Six out of every 10 "native" Korean students do not consider biracial children born in Korea to be full-fledged Koreans, according to a recent survey released yesterday.
In the survey that questioned 1,725 elementary and middle school students in Seoul and Gyeonggi Province, only 40 percent of them perceived children born out of international marriages as Koreans.
Almost half of the students said they have difficulties in maintaining friendships with students from multicultural backgrounds.
Of them, 24.2 percent cited the difference in skin color as the reason for their problem with getting close to biracial children. It was followed by a fear of becoming a outcast among their fellow students with 16.8 percent and a feeling of embarrassment with 15.5 percent.

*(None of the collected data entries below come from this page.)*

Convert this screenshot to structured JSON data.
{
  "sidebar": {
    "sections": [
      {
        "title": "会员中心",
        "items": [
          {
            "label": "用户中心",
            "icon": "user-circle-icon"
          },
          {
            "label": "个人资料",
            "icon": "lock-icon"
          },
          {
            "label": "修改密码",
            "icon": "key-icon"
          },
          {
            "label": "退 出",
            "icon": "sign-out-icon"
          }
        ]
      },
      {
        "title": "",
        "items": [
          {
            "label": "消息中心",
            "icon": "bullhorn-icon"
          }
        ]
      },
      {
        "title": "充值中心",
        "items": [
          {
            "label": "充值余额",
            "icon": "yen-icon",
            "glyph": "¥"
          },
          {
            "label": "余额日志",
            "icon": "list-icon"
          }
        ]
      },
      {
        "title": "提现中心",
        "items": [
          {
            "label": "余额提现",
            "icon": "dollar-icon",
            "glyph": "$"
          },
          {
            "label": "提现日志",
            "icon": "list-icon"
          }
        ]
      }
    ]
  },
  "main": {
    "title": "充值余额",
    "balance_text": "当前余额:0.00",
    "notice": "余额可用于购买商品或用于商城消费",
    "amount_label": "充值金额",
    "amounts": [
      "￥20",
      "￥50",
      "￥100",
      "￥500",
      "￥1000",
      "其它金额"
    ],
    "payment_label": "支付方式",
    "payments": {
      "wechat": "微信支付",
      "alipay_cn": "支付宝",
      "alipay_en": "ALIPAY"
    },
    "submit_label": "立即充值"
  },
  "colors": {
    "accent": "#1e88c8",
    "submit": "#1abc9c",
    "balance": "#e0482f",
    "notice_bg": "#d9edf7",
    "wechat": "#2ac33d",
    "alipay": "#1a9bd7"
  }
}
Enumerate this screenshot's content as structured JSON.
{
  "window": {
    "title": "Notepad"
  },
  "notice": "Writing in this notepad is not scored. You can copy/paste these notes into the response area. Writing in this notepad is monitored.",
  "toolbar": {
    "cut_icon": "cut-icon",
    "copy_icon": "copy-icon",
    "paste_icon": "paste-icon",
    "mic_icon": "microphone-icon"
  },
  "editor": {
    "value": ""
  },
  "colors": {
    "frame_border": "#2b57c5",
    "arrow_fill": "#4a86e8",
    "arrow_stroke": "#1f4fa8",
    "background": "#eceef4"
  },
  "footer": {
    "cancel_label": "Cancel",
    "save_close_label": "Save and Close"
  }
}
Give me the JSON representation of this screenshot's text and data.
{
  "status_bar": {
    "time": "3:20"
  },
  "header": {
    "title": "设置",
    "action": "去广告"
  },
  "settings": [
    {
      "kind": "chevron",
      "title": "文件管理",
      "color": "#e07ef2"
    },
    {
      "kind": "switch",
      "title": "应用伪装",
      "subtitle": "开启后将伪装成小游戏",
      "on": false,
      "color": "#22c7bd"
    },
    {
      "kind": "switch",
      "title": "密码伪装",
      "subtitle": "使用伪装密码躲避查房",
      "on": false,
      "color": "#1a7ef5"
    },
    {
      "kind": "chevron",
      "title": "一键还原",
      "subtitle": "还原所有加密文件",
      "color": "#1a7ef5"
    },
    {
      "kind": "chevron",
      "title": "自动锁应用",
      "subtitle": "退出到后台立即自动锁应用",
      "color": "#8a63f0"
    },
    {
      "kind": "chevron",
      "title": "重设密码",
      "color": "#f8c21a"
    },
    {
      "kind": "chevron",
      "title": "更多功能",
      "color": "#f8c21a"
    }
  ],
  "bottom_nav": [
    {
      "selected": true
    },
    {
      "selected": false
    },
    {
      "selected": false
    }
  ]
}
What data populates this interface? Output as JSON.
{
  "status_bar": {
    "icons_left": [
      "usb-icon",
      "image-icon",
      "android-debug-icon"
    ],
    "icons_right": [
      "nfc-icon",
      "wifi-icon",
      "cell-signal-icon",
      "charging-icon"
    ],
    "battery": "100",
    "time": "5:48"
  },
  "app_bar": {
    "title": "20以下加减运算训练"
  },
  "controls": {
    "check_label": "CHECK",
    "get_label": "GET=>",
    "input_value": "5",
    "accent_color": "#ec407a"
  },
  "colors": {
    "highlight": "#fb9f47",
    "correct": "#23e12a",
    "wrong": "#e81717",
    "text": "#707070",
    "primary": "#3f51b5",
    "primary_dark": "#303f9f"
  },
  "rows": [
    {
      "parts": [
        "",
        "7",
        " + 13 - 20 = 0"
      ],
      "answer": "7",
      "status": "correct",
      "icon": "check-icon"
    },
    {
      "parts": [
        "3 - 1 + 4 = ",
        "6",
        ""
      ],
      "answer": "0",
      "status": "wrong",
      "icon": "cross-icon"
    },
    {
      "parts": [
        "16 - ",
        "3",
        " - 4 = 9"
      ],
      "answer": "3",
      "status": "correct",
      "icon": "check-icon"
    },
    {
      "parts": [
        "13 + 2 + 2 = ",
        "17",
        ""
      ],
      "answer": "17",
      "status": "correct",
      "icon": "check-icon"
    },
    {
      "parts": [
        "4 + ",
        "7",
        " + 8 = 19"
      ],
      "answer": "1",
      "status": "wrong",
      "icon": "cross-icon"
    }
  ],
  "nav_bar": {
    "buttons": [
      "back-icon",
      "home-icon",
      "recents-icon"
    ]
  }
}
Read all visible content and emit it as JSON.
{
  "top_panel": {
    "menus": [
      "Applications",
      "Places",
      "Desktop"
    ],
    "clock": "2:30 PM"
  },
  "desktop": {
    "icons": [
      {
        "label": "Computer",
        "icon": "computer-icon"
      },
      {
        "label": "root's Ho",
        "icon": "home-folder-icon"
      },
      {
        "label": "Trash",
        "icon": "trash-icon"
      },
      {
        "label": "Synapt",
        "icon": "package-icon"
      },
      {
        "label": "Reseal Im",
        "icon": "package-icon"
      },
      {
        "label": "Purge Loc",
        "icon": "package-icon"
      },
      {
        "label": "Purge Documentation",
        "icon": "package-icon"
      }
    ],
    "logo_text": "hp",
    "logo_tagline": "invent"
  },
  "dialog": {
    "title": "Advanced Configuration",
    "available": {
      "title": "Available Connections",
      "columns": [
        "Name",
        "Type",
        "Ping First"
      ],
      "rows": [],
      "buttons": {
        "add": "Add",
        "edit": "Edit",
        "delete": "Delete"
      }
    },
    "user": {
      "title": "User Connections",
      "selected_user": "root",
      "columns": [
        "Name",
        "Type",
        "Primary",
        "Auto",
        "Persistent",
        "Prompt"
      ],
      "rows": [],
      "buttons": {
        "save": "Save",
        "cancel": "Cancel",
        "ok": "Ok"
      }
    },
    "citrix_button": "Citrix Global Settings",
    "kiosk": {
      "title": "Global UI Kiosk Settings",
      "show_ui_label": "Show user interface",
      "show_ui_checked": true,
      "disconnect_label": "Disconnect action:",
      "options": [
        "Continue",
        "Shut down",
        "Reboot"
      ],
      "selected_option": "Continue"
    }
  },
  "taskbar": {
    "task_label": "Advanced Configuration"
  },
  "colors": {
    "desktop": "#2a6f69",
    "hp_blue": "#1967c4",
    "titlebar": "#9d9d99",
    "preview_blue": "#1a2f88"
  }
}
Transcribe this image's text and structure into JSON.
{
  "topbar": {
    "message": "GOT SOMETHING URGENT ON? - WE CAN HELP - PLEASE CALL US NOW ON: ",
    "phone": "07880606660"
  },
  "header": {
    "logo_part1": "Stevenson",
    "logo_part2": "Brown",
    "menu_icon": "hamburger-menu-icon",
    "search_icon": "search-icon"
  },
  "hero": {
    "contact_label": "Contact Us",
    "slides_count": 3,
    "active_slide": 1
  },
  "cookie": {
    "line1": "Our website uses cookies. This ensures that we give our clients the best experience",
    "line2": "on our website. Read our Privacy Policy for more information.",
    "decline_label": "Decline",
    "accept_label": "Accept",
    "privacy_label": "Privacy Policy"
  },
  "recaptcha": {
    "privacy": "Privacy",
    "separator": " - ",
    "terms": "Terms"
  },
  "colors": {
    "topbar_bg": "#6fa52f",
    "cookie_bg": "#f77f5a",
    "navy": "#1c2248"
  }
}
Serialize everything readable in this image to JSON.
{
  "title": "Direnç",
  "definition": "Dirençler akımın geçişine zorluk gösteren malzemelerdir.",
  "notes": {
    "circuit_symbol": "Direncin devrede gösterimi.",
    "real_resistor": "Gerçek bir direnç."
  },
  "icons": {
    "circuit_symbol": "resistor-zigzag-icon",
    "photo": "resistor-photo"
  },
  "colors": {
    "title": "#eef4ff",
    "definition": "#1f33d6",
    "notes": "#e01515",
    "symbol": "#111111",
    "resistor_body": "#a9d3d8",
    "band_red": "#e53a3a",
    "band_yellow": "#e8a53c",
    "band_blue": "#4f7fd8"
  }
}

"Children of multicultural families who are born out of international marriages are likely to face difficulties due to fears of family break-up that result from prejudice and miscommunication within their family members," said Ko Seong-hye, an official of a youth foundation which conducted the survey at the request of the Ministry for Health, Welfare and Family Affairs.
"When they start going to school, they become the victims in many cases, being ignored and pestered by their classmates, which often makes it hard for them to continue to go to school," Ko said.
Most of the surveyed students also said they are able to accept the multicultural students as their classmates and felt comfortable having meals with them, but believe it was wrong to get married to a student with various cultural backgrounds, it said.
State education authorities pledged to spend 70 billion won ($50 million) by 2012 to support those students.
After-school classes will be expanded to help young children who have fallen behind in their studies and money will be allocated to educating pre-school children who do not go to kindergarten, officials said.
Together with short-term foreign residents, the number of expatriates living in Korea reached more than 1.17 million as of Sept. 30, figures from the Korea Immigration Service said.
That figure is projected to jump to 2.9 million by 2020, taking up more than 5 percent of the total population.
Of 144,385 people who have settled down in Korea due to international marriages, 76.5 percent of them live in metropolitan areas, while 23.5 percent reside in the farming regions, the ministry said.